Paul répond : « Ma maman a été très méchante ce soir, elle m’a battu très fort, maintenant j’ai mal au bras et je voulais mettre Louise en sécurité. »

Béatrice dit en les faisant entrer : « Venez, je vais vous installer sur le canapé et je vais regarder ton bras. »

Les deux enfants répondent en chœur : « Merci beaucoup ».

Béatrice examine le bras de Paul et se rend compte qu’il est bien mal en point alors elle décide de l’emmener à l’hôpital, mais elle ne peut pas laisser Louise toute seule alors elle appelle son ex-mari qui habite à peine à 500 mètres pour qu’il vienne la garder. Il accepte et vient, Béatrice part avec Paul. Arrivés à l’hôpital les médecins demandent ce qui s’est passé, Paul leur explique et les médecins disent à Béatrice qu’il a le bras cassé et qu’il faut lui mettre un plâtre. Paul et Béatrice rentrent à l’appartement qui se trouve dans le 13e arrondissement vers la place d‘Italie. Bruno, l’ex-mari, et Louise dorment profondément sur le canapé. Alors Paul et Béatrice se couchent, mais elle oublie de mettre le réveil à sonner et elle ne se réveille qu’à 12h15, et Bruno, qui est son patron, dort toujours. Elle le réveille, ils mettent un mot sur le réfrigérateur où il est écrit: « Nous rentrerons à 17h45. Servez-vous. Bisous. », et ils partent tous les deux au travail. Quand ils arrivent, les collègues parlent, ils disent qu’ils sont à nouveau ensemble, qu’ils ont passé la nuit tous les deux… Le soir en arrivant ils trouvent une table mise, bien présentée, le repas est prêt… et les enfants regardent la télévision. Il se mettent tous à table et Louise dit : « Madame, je peux rester chez-vous ? J’aime bien être ici, c’est joli et vous êtes gentille. Vous voulez bien être mon papa et ma maman ? ».

Béatrice, après avoir parlé avec Bruno, explique aux enfants : « Nous ne pouvons être vos parents car vous avez une maman qui vous aime, malgré ce qu’elle vous fait subir. Ce n’est pas de sa faute si elle est méchante, elle est juste malade. C’est pour cela que nous allons demander à avoir votre garde pendant qu’elle se fait soigner. Cela vous plairait ? »

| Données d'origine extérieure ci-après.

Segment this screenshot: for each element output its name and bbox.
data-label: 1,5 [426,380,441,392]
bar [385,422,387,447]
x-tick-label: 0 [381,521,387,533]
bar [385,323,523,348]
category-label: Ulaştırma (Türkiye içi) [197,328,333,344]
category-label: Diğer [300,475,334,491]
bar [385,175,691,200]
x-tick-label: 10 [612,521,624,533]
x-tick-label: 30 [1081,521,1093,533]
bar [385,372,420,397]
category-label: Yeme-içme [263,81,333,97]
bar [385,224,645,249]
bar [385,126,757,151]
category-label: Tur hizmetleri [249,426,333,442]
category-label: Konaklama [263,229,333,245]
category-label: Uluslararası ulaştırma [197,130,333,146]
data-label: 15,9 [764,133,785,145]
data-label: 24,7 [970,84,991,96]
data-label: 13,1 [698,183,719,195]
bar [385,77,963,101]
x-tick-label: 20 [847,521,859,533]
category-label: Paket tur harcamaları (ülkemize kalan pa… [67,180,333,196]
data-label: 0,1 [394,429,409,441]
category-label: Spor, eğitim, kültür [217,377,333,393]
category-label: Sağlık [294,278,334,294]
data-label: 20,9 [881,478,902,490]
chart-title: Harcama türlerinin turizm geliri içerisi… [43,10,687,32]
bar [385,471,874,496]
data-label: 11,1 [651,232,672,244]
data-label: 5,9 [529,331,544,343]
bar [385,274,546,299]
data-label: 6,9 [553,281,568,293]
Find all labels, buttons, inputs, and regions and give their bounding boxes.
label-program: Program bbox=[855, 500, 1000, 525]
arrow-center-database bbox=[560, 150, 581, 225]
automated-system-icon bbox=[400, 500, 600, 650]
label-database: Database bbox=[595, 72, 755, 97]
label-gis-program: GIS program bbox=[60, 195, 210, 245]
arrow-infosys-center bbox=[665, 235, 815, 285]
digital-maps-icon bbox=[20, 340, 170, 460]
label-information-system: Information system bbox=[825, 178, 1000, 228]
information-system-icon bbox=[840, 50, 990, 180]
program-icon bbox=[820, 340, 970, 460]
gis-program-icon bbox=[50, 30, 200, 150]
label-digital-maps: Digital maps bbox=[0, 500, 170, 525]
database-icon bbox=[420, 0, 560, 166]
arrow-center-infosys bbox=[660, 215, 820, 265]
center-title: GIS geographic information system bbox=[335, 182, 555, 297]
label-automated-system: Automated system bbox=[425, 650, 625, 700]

Les enfants en sont très heureux. La procédure est longue il faut que Paul et Louise passent un mois et demi dans un orphelinat. Pendant ce temps, Béatrice garde le chien. Bruno doit retourner habiter avec son ex-femme pour que la garde provisoire soit acceptée mais cela se fait sans trop de difficultés. La maman est admise dans un centre de désintoxication, ses enfants viennent la voir une fois par mois, ils sont heureux, ils vont à l’école. Et la maman remercie même Béatrice de l’avoir mise dans ce centre, et de garder ses enfants. Maintenant, il suffit qu’elle continue à se soigner. Et dans ce cas tout se passera bien.